The same explanation can be applied to many of the other petty personal embarrassments we feel, even my jogging awkwardness: Suddenly breaking into a run violates the social script regarding walking on a public sidewalk. Similarly, the social script for grocery shopping is to buy goods, hence the embarrassment about walking out empty handed. The social script for being in a quiet room is to not be disruptive, which explains why it’s embarrassing to be hit by a prolonged coughing fit. The script for passing an acquaintance is to exchange hellos, which falls apart when you’re walking down a long hallway toward someone you know, leaving you floundering, unsure of when or if to say hi.
Dr. Feinberg says that in situations like opening gifts in front of a crowd, there are two scripts happening at once. One calls for you to open the gifts and demonstrate your gratitude. But another societal norm is to avoid being the centre of attention for too long, which can explain some people’s self-consciousness about the tradition. “I don't think everyone will feel embarrassed. It likely depends on how much an individual focus is on one script or the other,” he notes.
Of course, really dissecting why certain, very human experiences are embarrassing can make you question the entire idea of social scripts in the first place. Who decided these things, and who’s forcing the entire human race to stick to them? I’m all for social courtesy, but the fact that I apparently feel so dedicated to preserving a mostly unspoken rule that I break out into a sweat just because the grocery store didn’t have the type of mustard I wanted makes me feel brainwashed and restricted, not polite.

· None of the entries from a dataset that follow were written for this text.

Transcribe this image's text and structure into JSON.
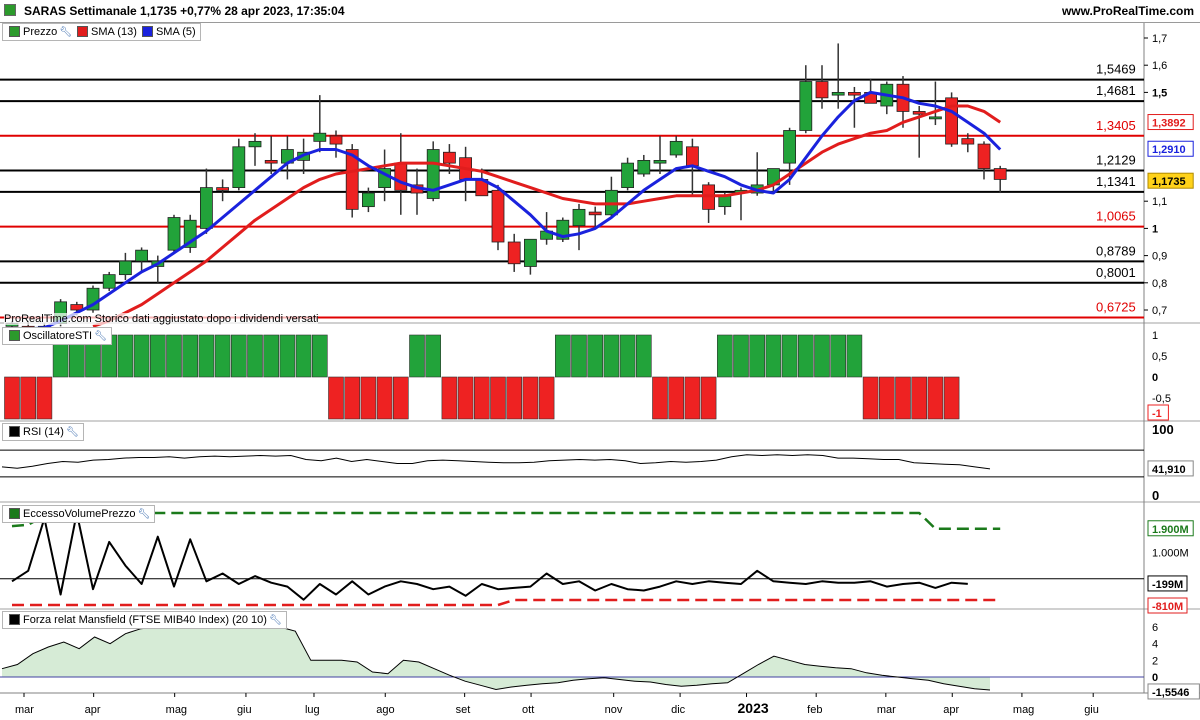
{
  "header": {
    "title": "SARAS Settimanale 1,1735 +0,77% 28 apr 2023, 17:35:04",
    "site": "www.ProRealTime.com"
  },
  "legends": {
    "price": {
      "prezzo": "Prezzo",
      "sma13": "SMA (13)",
      "sma5": "SMA (5)"
    },
    "sti": "OscillatoreSTI",
    "rsi": "RSI (14)",
    "evp": "EccessoVolumePrezzo",
    "mansfield": "Forza relat Mansfield (FTSE MIB40 Index) (20 10)"
  },
  "note": "ProRealTime.com  Storico dati aggiustato dopo i dividendi versati",
  "colors": {
    "up": "#22a33a",
    "down": "#ee2222",
    "sma5": "#1a22dd",
    "sma13": "#e11d1d",
    "level_black": "#000000",
    "level_red": "#e00000",
    "rsi": "#000000",
    "mansfield_fill_pos": "#cfe8cf",
    "mansfield_fill_neg": "#e8c7c7"
  },
  "chart_data": [
    {
      "type": "candlestick",
      "name": "price",
      "ylim": [
        0.64,
        1.74
      ],
      "y_ticks": [
        "0,7",
        "0,8",
        "0,9",
        "1",
        "1,1",
        "1,5",
        "1,6",
        "1,7"
      ],
      "x_ticks": [
        "mar",
        "apr",
        "mag",
        "giu",
        "lug",
        "ago",
        "set",
        "ott",
        "nov",
        "dic",
        "2023",
        "feb",
        "mar",
        "apr",
        "mag",
        "giu"
      ],
      "x_tick_weeks": [
        0,
        4.3,
        9.3,
        13.7,
        17.9,
        22.3,
        27.2,
        31.3,
        36.4,
        40.5,
        44.6,
        48.9,
        53.2,
        57.3,
        61.6,
        66
      ],
      "levels": [
        {
          "value": 1.5469,
          "label": "1,5469",
          "color": "black"
        },
        {
          "value": 1.4681,
          "label": "1,4681",
          "color": "black"
        },
        {
          "value": 1.3405,
          "label": "1,3405",
          "color": "red"
        },
        {
          "value": 1.2129,
          "label": "1,2129",
          "color": "black"
        },
        {
          "value": 1.1341,
          "label": "1,1341",
          "color": "black"
        },
        {
          "value": 1.0065,
          "label": "1,0065",
          "color": "red"
        },
        {
          "value": 0.8789,
          "label": "0,8789",
          "color": "black"
        },
        {
          "value": 0.8001,
          "label": "0,8001",
          "color": "black"
        },
        {
          "value": 0.6725,
          "label": "0,6725",
          "color": "red"
        }
      ],
      "last_price": {
        "value": 1.1735,
        "label": "1,1735"
      },
      "sma13_last": {
        "value": 1.3892,
        "label": "1,3892"
      },
      "sma5_last": {
        "value": 1.291,
        "label": "1,2910"
      },
      "candles": [
        {
          "o": 0.64,
          "h": 0.66,
          "l": 0.6,
          "c": 0.65
        },
        {
          "o": 0.64,
          "h": 0.66,
          "l": 0.61,
          "c": 0.63
        },
        {
          "o": 0.63,
          "h": 0.65,
          "l": 0.6,
          "c": 0.64
        },
        {
          "o": 0.65,
          "h": 0.74,
          "l": 0.64,
          "c": 0.73
        },
        {
          "o": 0.72,
          "h": 0.73,
          "l": 0.68,
          "c": 0.7
        },
        {
          "o": 0.7,
          "h": 0.79,
          "l": 0.69,
          "c": 0.78
        },
        {
          "o": 0.78,
          "h": 0.84,
          "l": 0.77,
          "c": 0.83
        },
        {
          "o": 0.83,
          "h": 0.91,
          "l": 0.81,
          "c": 0.88
        },
        {
          "o": 0.88,
          "h": 0.93,
          "l": 0.84,
          "c": 0.92
        },
        {
          "o": 0.86,
          "h": 0.9,
          "l": 0.8,
          "c": 0.88
        },
        {
          "o": 0.92,
          "h": 1.05,
          "l": 0.91,
          "c": 1.04
        },
        {
          "o": 0.93,
          "h": 1.05,
          "l": 0.91,
          "c": 1.03
        },
        {
          "o": 1.0,
          "h": 1.22,
          "l": 0.98,
          "c": 1.15
        },
        {
          "o": 1.15,
          "h": 1.18,
          "l": 1.1,
          "c": 1.14
        },
        {
          "o": 1.15,
          "h": 1.33,
          "l": 1.14,
          "c": 1.3
        },
        {
          "o": 1.3,
          "h": 1.35,
          "l": 1.23,
          "c": 1.32
        },
        {
          "o": 1.25,
          "h": 1.34,
          "l": 1.2,
          "c": 1.24
        },
        {
          "o": 1.24,
          "h": 1.34,
          "l": 1.18,
          "c": 1.29
        },
        {
          "o": 1.25,
          "h": 1.33,
          "l": 1.2,
          "c": 1.28
        },
        {
          "o": 1.32,
          "h": 1.49,
          "l": 1.28,
          "c": 1.35
        },
        {
          "o": 1.34,
          "h": 1.36,
          "l": 1.26,
          "c": 1.31
        },
        {
          "o": 1.29,
          "h": 1.31,
          "l": 1.04,
          "c": 1.07
        },
        {
          "o": 1.08,
          "h": 1.15,
          "l": 1.06,
          "c": 1.13
        },
        {
          "o": 1.15,
          "h": 1.29,
          "l": 1.1,
          "c": 1.22
        },
        {
          "o": 1.24,
          "h": 1.35,
          "l": 1.05,
          "c": 1.14
        },
        {
          "o": 1.16,
          "h": 1.22,
          "l": 1.05,
          "c": 1.13
        },
        {
          "o": 1.11,
          "h": 1.32,
          "l": 1.1,
          "c": 1.29
        },
        {
          "o": 1.28,
          "h": 1.31,
          "l": 1.2,
          "c": 1.24
        },
        {
          "o": 1.26,
          "h": 1.3,
          "l": 1.1,
          "c": 1.18
        },
        {
          "o": 1.18,
          "h": 1.22,
          "l": 1.12,
          "c": 1.12
        },
        {
          "o": 1.14,
          "h": 1.16,
          "l": 0.92,
          "c": 0.95
        },
        {
          "o": 0.95,
          "h": 0.98,
          "l": 0.84,
          "c": 0.87
        },
        {
          "o": 0.86,
          "h": 0.96,
          "l": 0.83,
          "c": 0.96
        },
        {
          "o": 0.96,
          "h": 1.06,
          "l": 0.94,
          "c": 0.99
        },
        {
          "o": 0.96,
          "h": 1.04,
          "l": 0.95,
          "c": 1.03
        },
        {
          "o": 1.01,
          "h": 1.09,
          "l": 0.92,
          "c": 1.07
        },
        {
          "o": 1.06,
          "h": 1.08,
          "l": 1.0,
          "c": 1.05
        },
        {
          "o": 1.05,
          "h": 1.19,
          "l": 1.04,
          "c": 1.14
        },
        {
          "o": 1.15,
          "h": 1.26,
          "l": 1.14,
          "c": 1.24
        },
        {
          "o": 1.2,
          "h": 1.27,
          "l": 1.19,
          "c": 1.25
        },
        {
          "o": 1.24,
          "h": 1.34,
          "l": 1.2,
          "c": 1.25
        },
        {
          "o": 1.27,
          "h": 1.34,
          "l": 1.26,
          "c": 1.32
        },
        {
          "o": 1.3,
          "h": 1.33,
          "l": 1.12,
          "c": 1.23
        },
        {
          "o": 1.16,
          "h": 1.17,
          "l": 1.02,
          "c": 1.07
        },
        {
          "o": 1.08,
          "h": 1.13,
          "l": 1.05,
          "c": 1.12
        },
        {
          "o": 1.13,
          "h": 1.15,
          "l": 1.03,
          "c": 1.14
        },
        {
          "o": 1.13,
          "h": 1.28,
          "l": 1.12,
          "c": 1.16
        },
        {
          "o": 1.16,
          "h": 1.22,
          "l": 1.13,
          "c": 1.22
        },
        {
          "o": 1.24,
          "h": 1.37,
          "l": 1.16,
          "c": 1.36
        },
        {
          "o": 1.36,
          "h": 1.6,
          "l": 1.35,
          "c": 1.54
        },
        {
          "o": 1.54,
          "h": 1.6,
          "l": 1.44,
          "c": 1.48
        },
        {
          "o": 1.49,
          "h": 1.68,
          "l": 1.44,
          "c": 1.5
        },
        {
          "o": 1.5,
          "h": 1.52,
          "l": 1.37,
          "c": 1.49
        },
        {
          "o": 1.5,
          "h": 1.55,
          "l": 1.47,
          "c": 1.46
        },
        {
          "o": 1.45,
          "h": 1.54,
          "l": 1.42,
          "c": 1.53
        },
        {
          "o": 1.53,
          "h": 1.56,
          "l": 1.37,
          "c": 1.43
        },
        {
          "o": 1.43,
          "h": 1.45,
          "l": 1.26,
          "c": 1.42
        },
        {
          "o": 1.41,
          "h": 1.54,
          "l": 1.38,
          "c": 1.41
        },
        {
          "o": 1.48,
          "h": 1.5,
          "l": 1.3,
          "c": 1.31
        },
        {
          "o": 1.33,
          "h": 1.35,
          "l": 1.28,
          "c": 1.31
        },
        {
          "o": 1.31,
          "h": 1.32,
          "l": 1.18,
          "c": 1.22
        },
        {
          "o": 1.22,
          "h": 1.23,
          "l": 1.13,
          "c": 1.18
        }
      ],
      "sma5": [
        0.62,
        0.63,
        0.635,
        0.66,
        0.69,
        0.72,
        0.76,
        0.8,
        0.84,
        0.87,
        0.91,
        0.95,
        0.99,
        1.04,
        1.09,
        1.14,
        1.19,
        1.24,
        1.27,
        1.29,
        1.29,
        1.27,
        1.23,
        1.2,
        1.17,
        1.15,
        1.14,
        1.16,
        1.18,
        1.18,
        1.15,
        1.1,
        1.05,
        0.99,
        0.97,
        0.98,
        1.0,
        1.04,
        1.09,
        1.14,
        1.18,
        1.22,
        1.23,
        1.21,
        1.19,
        1.16,
        1.14,
        1.13,
        1.18,
        1.26,
        1.34,
        1.41,
        1.47,
        1.5,
        1.49,
        1.48,
        1.46,
        1.45,
        1.43,
        1.39,
        1.35,
        1.29
      ],
      "sma13": [
        null,
        null,
        null,
        null,
        null,
        0.64,
        0.66,
        0.69,
        0.72,
        0.76,
        0.8,
        0.84,
        0.88,
        0.93,
        0.98,
        1.03,
        1.07,
        1.11,
        1.15,
        1.18,
        1.2,
        1.21,
        1.22,
        1.23,
        1.24,
        1.24,
        1.24,
        1.23,
        1.22,
        1.21,
        1.19,
        1.17,
        1.15,
        1.13,
        1.11,
        1.1,
        1.09,
        1.09,
        1.09,
        1.1,
        1.11,
        1.12,
        1.12,
        1.12,
        1.12,
        1.13,
        1.14,
        1.16,
        1.2,
        1.24,
        1.28,
        1.31,
        1.33,
        1.35,
        1.36,
        1.39,
        1.41,
        1.43,
        1.45,
        1.45,
        1.43,
        1.39
      ]
    },
    {
      "type": "bar",
      "name": "OscillatoreSTI",
      "ylim": [
        -1,
        1
      ],
      "y_ticks": [
        "1",
        "0,5",
        "0",
        "-0,5"
      ],
      "last": {
        "value": -1,
        "label": "-1"
      },
      "values": [
        -1,
        -1,
        -1,
        1,
        1,
        1,
        1,
        1,
        1,
        1,
        1,
        1,
        1,
        1,
        1,
        1,
        1,
        1,
        1,
        1,
        -1,
        -1,
        -1,
        -1,
        -1,
        1,
        1,
        -1,
        -1,
        -1,
        -1,
        -1,
        -1,
        -1,
        1,
        1,
        1,
        1,
        1,
        1,
        -1,
        -1,
        -1,
        -1,
        1,
        1,
        1,
        1,
        1,
        1,
        1,
        1,
        1,
        -1,
        -1,
        -1,
        -1,
        -1,
        -1
      ]
    },
    {
      "type": "line",
      "name": "RSI (14)",
      "ylim": [
        0,
        100
      ],
      "y_ticks": [
        "100",
        "0"
      ],
      "last": {
        "value": 41.91,
        "label": "41,910"
      },
      "values": [
        45,
        43,
        46,
        50,
        53,
        52,
        55,
        56,
        58,
        59,
        59,
        60,
        58,
        60,
        61,
        60,
        61,
        62,
        61,
        62,
        56,
        54,
        58,
        53,
        56,
        53,
        50,
        50,
        54,
        55,
        54,
        53,
        52,
        51,
        51,
        52,
        54,
        55,
        56,
        55,
        56,
        54,
        50,
        51,
        53,
        52,
        53,
        55,
        60,
        63,
        62,
        63,
        62,
        63,
        62,
        58,
        58,
        57,
        56,
        56,
        51,
        50,
        49,
        48,
        45,
        41.91
      ]
    },
    {
      "type": "line",
      "name": "EccessoVolumePrezzo",
      "ylim": [
        -1000000,
        3200000
      ],
      "y_ticks": [
        "1.000M"
      ],
      "series": [
        {
          "name": "upper",
          "last_label": "1.900M",
          "values": [
            2000000,
            2050000,
            2400000,
            2400000,
            2400000,
            2500000,
            2500000,
            2500000,
            2500000,
            2500000,
            2500000,
            2500000,
            2500000,
            2500000,
            2500000,
            2500000,
            2500000,
            2500000,
            2500000,
            2500000,
            2500000,
            2500000,
            2500000,
            2500000,
            2500000,
            2500000,
            2500000,
            2500000,
            2500000,
            2500000,
            2500000,
            2500000,
            2500000,
            2500000,
            2500000,
            2500000,
            2500000,
            2500000,
            2500000,
            2500000,
            2500000,
            2500000,
            2500000,
            2500000,
            2500000,
            2500000,
            2500000,
            2500000,
            2500000,
            2500000,
            2500000,
            2500000,
            2500000,
            2500000,
            2500000,
            2500000,
            2500000,
            1900000,
            1900000,
            1900000,
            1900000,
            1900000
          ]
        },
        {
          "name": "value",
          "last_label": "-199M",
          "values": [
            -100000,
            300000,
            2300000,
            -600000,
            2500000,
            -400000,
            1400000,
            500000,
            -200000,
            1600000,
            -300000,
            1500000,
            -100000,
            200000,
            -200000,
            100000,
            -150000,
            -300000,
            -800000,
            -200000,
            -600000,
            -100000,
            -600000,
            -300000,
            -100000,
            -200000,
            -400000,
            -300000,
            -650000,
            -200000,
            -400000,
            -350000,
            -300000,
            200000,
            -200000,
            -100000,
            -450000,
            -200000,
            -400000,
            -450000,
            -300000,
            -100000,
            -200000,
            -100000,
            -150000,
            -200000,
            300000,
            -100000,
            -150000,
            -200000,
            -100000,
            -150000,
            -150000,
            -100000,
            -300000,
            -200000,
            -150000,
            -350000,
            -150000,
            -199000
          ]
        },
        {
          "name": "lower",
          "last_label": "-810M",
          "values": [
            -1000000,
            -1000000,
            -1000000,
            -1000000,
            -1000000,
            -1000000,
            -1000000,
            -1000000,
            -1000000,
            -1000000,
            -1000000,
            -1000000,
            -1000000,
            -1000000,
            -1000000,
            -1000000,
            -1000000,
            -1000000,
            -1000000,
            -1000000,
            -1000000,
            -1000000,
            -1000000,
            -1000000,
            -1000000,
            -1000000,
            -1000000,
            -1000000,
            -1000000,
            -1000000,
            -1000000,
            -810000,
            -810000,
            -810000,
            -810000,
            -810000,
            -810000,
            -810000,
            -810000,
            -810000,
            -810000,
            -810000,
            -810000,
            -810000,
            -810000,
            -810000,
            -810000,
            -810000,
            -810000,
            -810000,
            -810000,
            -810000,
            -810000,
            -810000,
            -810000,
            -810000,
            -810000,
            -810000,
            -810000,
            -810000,
            -810000,
            -810000
          ]
        }
      ]
    },
    {
      "type": "area",
      "name": "Forza relat Mansfield (FTSE MIB40 Index) (20 10)",
      "ylim": [
        -3,
        7
      ],
      "y_ticks": [
        "6",
        "4",
        "2",
        "0"
      ],
      "last": {
        "value": -1.5546,
        "label": "-1,5546"
      },
      "values": [
        1,
        1.5,
        2.8,
        3.6,
        4.2,
        3.4,
        4.8,
        4.0,
        5.2,
        5.8,
        6.0,
        6.4,
        6.6,
        6.3,
        6.5,
        6.2,
        6.7,
        6.6,
        6.0,
        5.5,
        2.0,
        2.0,
        2.0,
        1.8,
        0.6,
        0.4,
        2.0,
        1.8,
        1.0,
        0.2,
        -0.5,
        -1.0,
        -1.5,
        -1.2,
        -1.0,
        -0.8,
        -0.7,
        -0.4,
        -0.2,
        -0.1,
        -0.3,
        -0.5,
        -0.6,
        -0.9,
        -1.1,
        -1.0,
        -0.8,
        -0.7,
        0.4,
        1.5,
        2.5,
        2.0,
        1.5,
        1.3,
        1.1,
        1.0,
        0.5,
        0.2,
        0.0,
        -0.2,
        -0.4,
        -0.8,
        -1.1,
        -1.4,
        -1.5546
      ]
    }
  ]
}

Dr. Feinberg’s view is slightly more rosy. “The key point that our research makes is that embarrassment — although unpleasant to experience — actually serves a very important function,” he says. “It signals to others that you care about the social order, and as a result, it can lead others to trust you more.” And when I think about it, maybe I would be a little suspicious of someone who takes their sweet time putting away their change in a checkout line, without even stepping to the side to let the line continue to move.
If you don’t feel embarrassed about these situations, though, it probably doesn’t mean you’re bad or rude — just that you have a different understanding of social scripts, the situation you’re in, or the rules and norms of the society you’re currently in. The social scripts I’ve described are specific to the U.S., where I live; different places have different etiquette systems and beliefs.
As much as I sometimes wish there was something to be done about this particular kind of embarrassment, understanding that the only thing to do, really, is embrace it as one of those quirks that come with being a human who cares about being a part of a community is its own kind of relief. There’s some comfort in knowing, after all, that we’re all slightly ridiculous. In fact, it’s beautiful, in a way. We’re all just trying to make it through this world as best we can, without stepping on anyone’s toes — especially in that moment we shift from walking into a steady jog.